J’ai pris pour habitude de plutôt vous présenter des nouveautés dans mes articles, mais aujourd’hui, j’ai décidé de m’autoriser une petite entorse à mon règlement personnel. Je souhaite vous faire découvrir Le trop grand vide d’Alphonse Tabouret, de Sybilline, Capucine et Jérôme d’Aviau, aux éditions Ankama, une de mes bandes dessinées préférées de la vie.
Un matin, un tout petit machin se réveille mais ne se souvient de rien. Il a tout à apprendre de la vie. Il se retrouve face à un grand Monsieur, qui lui révèle que c’est lui qui l’a créé mais aussi nommé Alphonse Tabouret. Puis, lassé du sale caractère de sa créature, ce mystérieux créateur finit par laisser Alphonse en plan, livré à lui-même.
Alphonse commence à se sentir de plus en plus seul. Il est triste de n’avoir personne avec qui parler. Il décide de se lancer à la poursuite du grand Monsieur et croise sur son chemin une palette de bestioles toutes plus farfelues les unes que les autres. Alphonse va ainsi avancer à petits pas dans la vie, surmonter toutes les épreuves qui lui barreront le passage fin de comprendre d’où vient le bonheur.
Une quête initiatique qui dépoussière le genre
Le trop grand vide d’Alphonse Tabouret est une curiosité littéraire difficile à faire rentrer dans une case définie. Roman graphique ? Texte illustré ? Pour enfants ? Mais entre nous quand on en commence la lecture, cela n’a plus vraiment d’importance. On se laisse embarquer dans le petit monde singulier de notre nouvel ami Alphonse.
Le récit prend l’allure d’une quête initiatique dans laquelle un personnage évolue et grandit grâce à sa compréhension progressive de lui-même et du monde qui l’entoure. Mais si cette caractéristique propre aux contes traditionnels peut paraître grandiloquente et surtout poussiéreuse, il n’en est rien ici puisqu’il n’y a pas d’aspect proprement didactique. On se contente de suivre le parcours d’un petit personnage attachant et de constater que, tiens, ça ressemble beaucoup à une quête de soi, et à la nôtre, qui plus est.
Alphonse chemine à travers les méandres de la vie avec une naïveté touchante qui déguise des réflexions profondes sur le sens de la vie aussi essentielles que : de quoi avons-nous besoin pour être heureux ?
Un livre pour les petits comme pour les grands
Si le livre, par cette dimension initiatique, semble de prime abord être adressé à la jeunesse, il chatouille aussi le coeur des adultes par la justesse de ce qu’il raconte.
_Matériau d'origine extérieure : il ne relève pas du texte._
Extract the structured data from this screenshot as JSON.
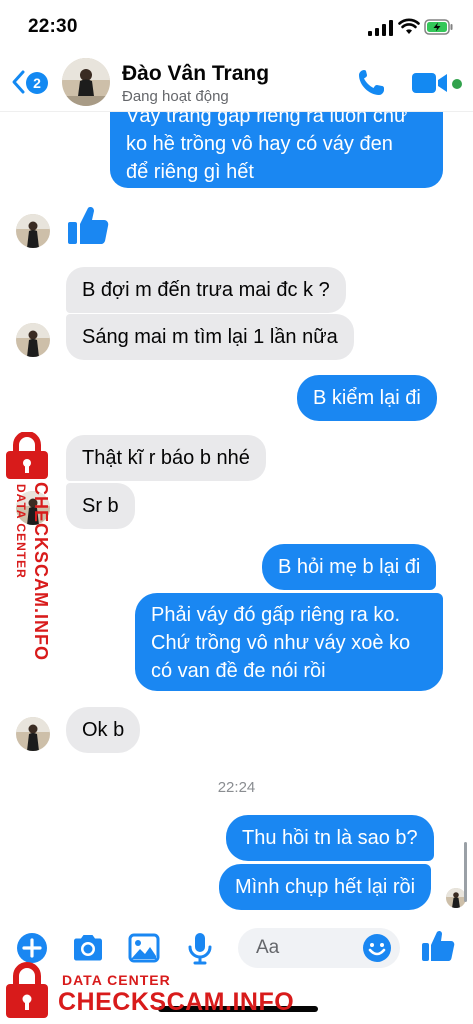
{
  "status_bar": {
    "time": "22:30"
  },
  "header": {
    "back_badge": "2",
    "contact_name": "Đào Vân Trang",
    "contact_status": "Đang hoạt động"
  },
  "messages": [
    {
      "sender": "me",
      "lines": [
        "Váy trắng gấp riêng ra luôn chứ",
        "ko hề trồng vô hay có váy đen",
        "để riêng gì hết"
      ]
    },
    {
      "sender": "contact",
      "type": "like"
    },
    {
      "sender": "contact",
      "text": "B đợi m đến trưa mai đc k ?"
    },
    {
      "sender": "contact",
      "text": "Sáng mai m tìm lại 1 lần nữa"
    },
    {
      "sender": "me",
      "text": "B kiểm lại đi"
    },
    {
      "sender": "contact",
      "text": "Thật kĩ r báo b nhé"
    },
    {
      "sender": "contact",
      "text": "Sr b"
    },
    {
      "sender": "me",
      "text": "B hỏi mẹ b lại đi"
    },
    {
      "sender": "me",
      "lines": [
        "Phải váy đó gấp riêng ra ko.",
        "Chứ trồng vô như váy xoè ko",
        "có van đề đe nói rồi"
      ]
    },
    {
      "sender": "contact",
      "text": "Ok b"
    },
    {
      "type": "timestamp",
      "text": "22:24"
    },
    {
      "sender": "me",
      "text": "Thu hồi tn là sao b?"
    },
    {
      "sender": "me",
      "text": "Mình chụp hết lại rồi"
    }
  ],
  "composer": {
    "placeholder": "Aa"
  },
  "watermark": {
    "label_small": "DATA CENTER",
    "label_large": "CHECKSCAM.INFO"
  },
  "colors": {
    "outgoing_bubble": "#1a87f2",
    "incoming_bubble": "#e9e9eb",
    "accent": "#1389f2",
    "watermark": "#d81b1b"
  },
  "icons": [
    "chevron-left-icon",
    "phone-icon",
    "video-camera-icon",
    "plus-circle-icon",
    "camera-icon",
    "image-icon",
    "microphone-icon",
    "emoji-icon",
    "thumbs-up-icon",
    "lock-icon"
  ]
}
Les joies et les petits bonheurs d’Alphonse, mais aussi ses angoisses et ses peines, entrent en résonance avec nos sensibilités, nos histoires de vie. La langue a les accents d’une tendresse enfantine (tout en jouant sur les mots avec virtuosité), comme pour asséner avec toute la simplicité du monde les vérités sur la vie.
Ce vide que subit Alphonse, on ne le connaît que trop bien. Qu’il soit amical, affectif, ou plus profondément ancré en soi-même, ce vide est à l’image de nos propres errances, et le livre devient ce petit coup de coude qui permet de repartir de l’avant.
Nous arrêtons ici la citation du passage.